No es el Redondo que vimos con Évole. Aquí ni desbarra ni reitera silencios. Maneja su propio tiempo y su verbo mientras sigue el camino que va marcando la entrevistadora, pero sin recortar explicaciones ni dejar a medias verdades o frases. Tampoco desvela emociones acaso impertinentes en ese momento. Se bate bien en vivo. Uno diría, desde la proximidad del estudio de televisión, que está jugando un partido de revancha.

Insiste en que él se fue, que se lo hizo saber el día después de las elecciones que encumbraron a Ayuso tras aquella moción de censura murciana en la que ni estuvo ni apoyó, y que si se mantuvo hasta la crisis ministerial de julio –más de dos meses– fue por lealtad personal a Sánchez y profesional a su propio proyecto, Sánchez mismo.

Y el observador concluye –probablemente sin razón– que el entusiasmo con que habla de las posibilidades de Yolanda Diaz quizá desnude un franco deseo de estar ahí, de obrar con la gallega el mismo milagro que consiguió con un Pedro Sánchez en quien solo él vio posibilidades de futuro. Parecería como si acariciase la posibilidad de hacer suyo ese reto de poner a una mujer comprometida, prudente y de mirada larga a la izquierda, en el mismo podio olímpico al que elevó a quien para él, «solo es hoy pasado».

Duda el observador que tal cosa pueda suceder. Pero tampoco lo descarta. En política, y con Redondo de por medio, nada se puede dar por cierto ni por imposible. Porque la suya es una mirada diferente. Y lúcida, ahí están los resultados. Puede que la ambición y quizá un punto de fatua autocomplacencia hayan acabado con su posición de poder en Moncloa, pero sus herramientas de gestión han demostrado ser solventes. Redondo ha introducido en la política española el elemento emocional que desconocen o desprecian los administradores del caudal político que basan su quehacer en una disciplina férreamente anudada a la estructura partidaria o un dogmatismo ideológico absolutamente impermeable. No es un simple vendedor de humo, sino más bien un maestro de márketing político: qué quieres, te lo doy; qué necesitas, que lo tengo. Luego será labor del político conseguirlo o explicar su fracaso; o nadar en sus contradicciones, como hace Sánchez, con muy buenas maneras, dicho sea de paso. Pero su trabajo de encumbrar, ya estará hecho.

Y en el paisaje político presente solo hay una persona que, partiendo de posiciones dogmáticas, haya sido capaz de olvidarse del dogma en aras de un bien superior, la gestión de una crisis social, y tenga demostrada solvencia para marcar distancias con cualquier estructura de organización política, incluida la de su propio partido. Esa es Yolanda Díaz.

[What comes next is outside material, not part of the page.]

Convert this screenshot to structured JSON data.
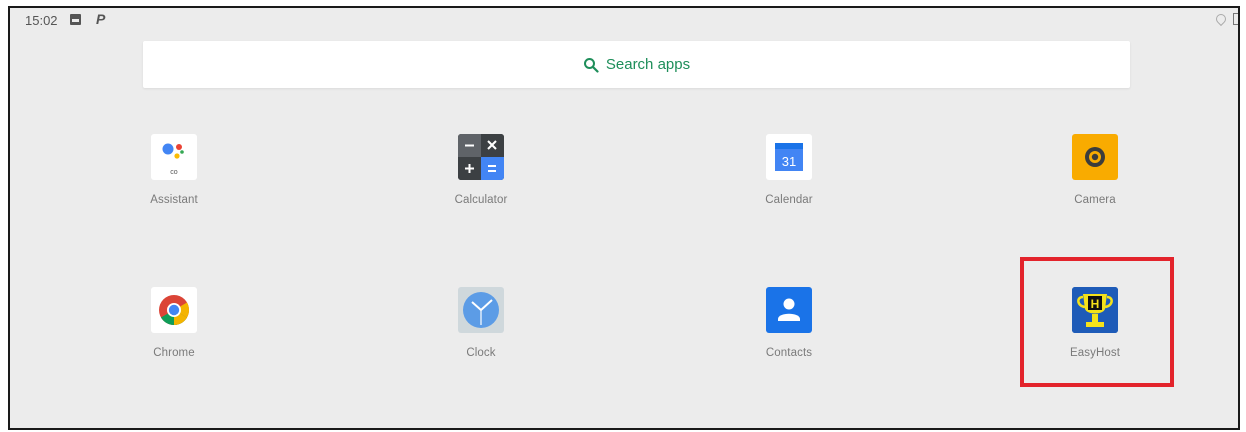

No hay muchas posibilidades de que tal matrimonio fuera a celebrarse. Pero el observador recuerda, mientras contempla cómo Redondo abandona el estudio tras intercambiar con él algunas palabras breves y apresuradas, la reacción de la hoy vicepresidenta tercera ejerciente de segunda, cuando le expuso, hace tiempo ya, mucho antes de la designación pablista, su intuición de que podría incluso aspirar a liderar la izquierda más allá del PSOE: «qué barbaridad, cómo puedes decir esas cosas».

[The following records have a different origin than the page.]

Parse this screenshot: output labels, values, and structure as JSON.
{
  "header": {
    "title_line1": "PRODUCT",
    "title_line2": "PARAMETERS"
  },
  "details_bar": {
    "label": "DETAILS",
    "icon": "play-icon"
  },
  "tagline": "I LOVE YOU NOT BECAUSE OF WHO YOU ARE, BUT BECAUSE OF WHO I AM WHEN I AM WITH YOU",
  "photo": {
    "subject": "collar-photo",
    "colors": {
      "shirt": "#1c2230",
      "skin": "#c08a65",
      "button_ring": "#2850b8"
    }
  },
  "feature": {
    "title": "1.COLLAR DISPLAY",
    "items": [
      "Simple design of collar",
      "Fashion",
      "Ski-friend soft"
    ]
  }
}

Ahora no sólo lidera, sino puede optar a hacer historia al frente de un gobierno, bendecida como tal por ese Iván Redondo de expresión pétrea, que será para siempre el profesional que encumbró a un tipo gris que supo aprovechar su oportunidad. Un consejero que puede despertarte más o menos simpatías, pero sabe de lo que habla y posee un indiscutible ojo clínico.